Newly appointed bainisteoir, Brónagh Ní Choitir, commented, “We want to put Ennis on the map, to give people a reason to shop in Ennis instead of going to Limerick or somewhere else and it’s also about bringing a cultural experience back to Ennis. According to the latest census, one in two people in Clare speak Irish, which is a huge boost to us as it’s not like we are starting from scratch. There is already a want there.In Ennis, we have an all-Irish primary school, secondary school, a naíonra, Irish lessons and there are already shops that will automatically greet you in Irish.
“We’re just trying to get more.
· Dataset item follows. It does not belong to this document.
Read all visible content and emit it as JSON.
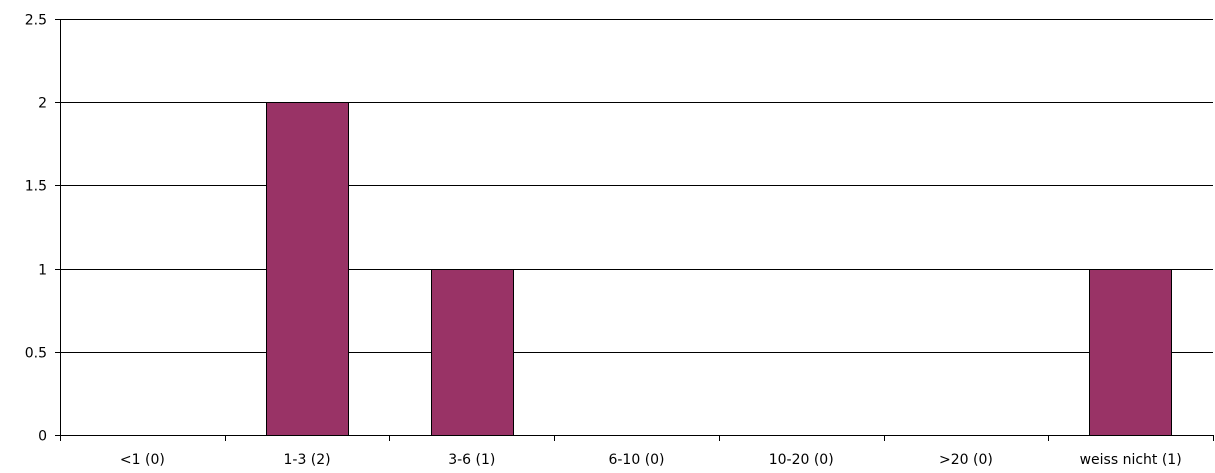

This is also about creating a community with the shops, which is something that I think was lost in the Celtic Tiger.”
Brónagh urged businesses to get involved in even the simplest of ways. “One of the things that can be done is to have a small card with some phrases, perhaps ‘dia dhuit’ written phonetically. We’re not asking for people to be able to have a full conversation in Irish and we’re not asking people to be able to be fluent. We’re just asking that if somebody comes into a shop that they can say dia dhuit, please and thank you, hello and goodbye.
“From what we’ve seen of the survey so far, there are many shops that think this is a great idea but it can’t work unless the public are behind it also.”
Rita McInerney, Ennis Chamber CEO, outlined their support for Inis Dom! “Ennis is all about uniqueness, it’s about something different and that we’re not the run-of-the-mill town.
“Any initiative that is unique and different and gives us an edge is something we support as a Chamber.
“It’s very important to support Irish culture and there is a lot of gaelgóirs among business people who would like to bring that to their business. A lot of us who learned Irish in school would like to use it more on a daily basis and it’s not intimidating, it’s about using the little bit of Irish that you have. Tourists love it and it does have that little bit of something different,” she said.
“Businesses are already very enthusiastic about this, they love the artwork that is going up in the shop windows and even if they mightn’t have a lot of the language, they can be proud of the fact that Ennis has a culture, it has an identity and it is prepared to promote it.
“At a time when we’ve become very internationalised and people have a lot of choice of where they go for holidays, tourists want to experience something authentic and they expect some Gaeilge when they come to Ireland. All it needs to be is a cúpla focal.
“This is about making people feel like they are not just in any other town, that they are in an Irish town where they can experience the language and the culture,” she said.